Kyrie Irving was a frequent spectator during the Los Angeles Lakers’ recently concluded playoff run, further fueling speculation about a possible reunion with LeBron James in Southern California.
Just a few months ago, Irving was reportedly on the top of James’ wishlist in the lead up to this year’s trade deadline where he was instead sent to the Dallas Mavericks by the Brooklyn Nets.
The 31-year-old’s ability to create his own shot is still elite and his on-court fit as a co-star next to James, as proven during their time spent together on the Cleveland Cavaliers, is as close to perfection as possible.
A theoretical “Big Three” featuring James, Irving, and Anthony Davis will immediately establish the Lakers as one of the favorites for next season’s NBA championship. The presence of Irving will not only lessen the aging James’ scoring load, but also relieve Davis from the pressure of being a focal point on offense.
It became evident during Los Angeles’ Western Conference Finals loss to the Denver Nuggets that they need more playmaking and this deficiency is something that Irving’s skillset can immediately address.
However, it will not be an easy task for Los Angeles’ front office to bring the pair that powered the 2016 NBA champions back together.
The Lakers will first need the Mavericks to agree to a sign-and-trade for Irving’s services as his max contract exceeds their projected cap space. Dallas’ cooperation will be a challenge in itself given that both teams are in the Western Conference and they are unlikely to agree to a deal unless they receive a significant return.
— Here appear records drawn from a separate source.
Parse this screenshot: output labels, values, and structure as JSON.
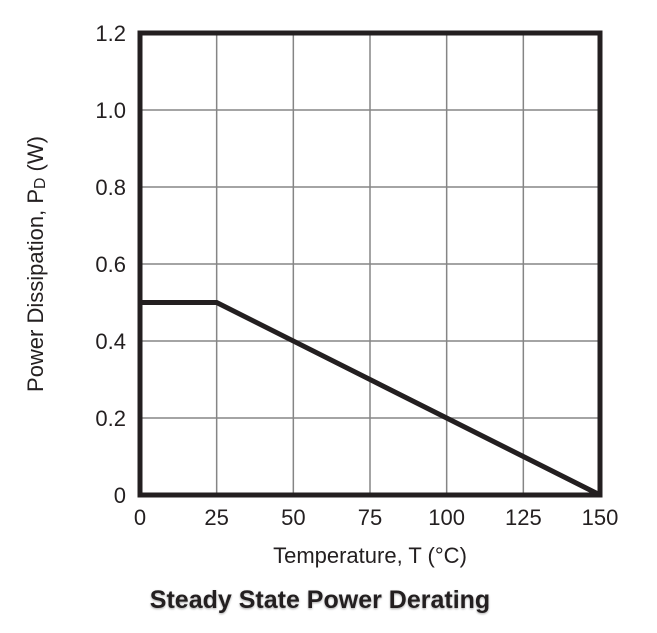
{
  "chart_data": {
    "type": "line",
    "title": "Steady State Power Derating",
    "xlabel": "Temperature, T (°C)",
    "ylabel": "Power Dissipation, PD (W)",
    "ylabel_parts": {
      "pre": "Power Dissipation, P",
      "sub": "D",
      "post": " (W)"
    },
    "xlim": [
      0,
      150
    ],
    "ylim": [
      0,
      1.2
    ],
    "grid": true,
    "legend": false,
    "x_ticks": [
      {
        "v": 0,
        "label": "0"
      },
      {
        "v": 25,
        "label": "25"
      },
      {
        "v": 50,
        "label": "50"
      },
      {
        "v": 75,
        "label": "75"
      },
      {
        "v": 100,
        "label": "100"
      },
      {
        "v": 125,
        "label": "125"
      },
      {
        "v": 150,
        "label": "150"
      }
    ],
    "y_ticks": [
      {
        "v": 0,
        "label": "0"
      },
      {
        "v": 0.2,
        "label": "0.2"
      },
      {
        "v": 0.4,
        "label": "0.4"
      },
      {
        "v": 0.6,
        "label": "0.6"
      },
      {
        "v": 0.8,
        "label": "0.8"
      },
      {
        "v": 1.0,
        "label": "1.0"
      },
      {
        "v": 1.2,
        "label": "1.2"
      }
    ],
    "series": [
      {
        "name": "power-derating-line",
        "points": [
          [
            0,
            0.5
          ],
          [
            25,
            0.5
          ],
          [
            150,
            0
          ]
        ]
      }
    ],
    "colors": {
      "axis": "#231f20",
      "grid": "#858585",
      "line": "#231f20",
      "text": "#231f20",
      "background": "#ffffff"
    }
  }
}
Initial rumors have emerged that a possible package for Irving could include D’Angelo Russell, Rui Hachimura, and a first round pick. Other variations of this hypothetical trade include defensive specialist Jarred Vanderbilt instead of Hachimura.
Both of these offers lack appeal on paper though, especially in the wake of Russell’s poor showing in the Western Conference Finals. A transaction in this form is only plausible if the Mavericks’ sentiment surrounding the mercurial Irving completely sours. Los Angeles will have to tread carefully in these dealings as they are likely to give up most of their rotation pieces for the sake of acquiring Irving.
In the end, a trade for Irving may not necessarily be the best direction for this team to go. It is probable that the Lakers will retain their breakout star Austin Reaves given that the 24-year-old is a restricted free agent. He is poised to take another leap next year after averaging 16.9 points, 4.4 rebounds, and 4.6 assists this postseason. The potential presence of Irving will be a hindrance to Reaves’ development and also constrain their flexibility moving forward.
While adding Irving next to James and Davis is the flashy move to make, Los Angeles’ general manager Rob Pelinka proved during last February’s trade deadline that he can find the right pieces without having to break the bank for an All-Star level player. Regardless of what they do with regards to Irving, this will be an interesting offseason for the Lakers as they begin to traverse what could realistically be James’ last campaign with this storied franchise.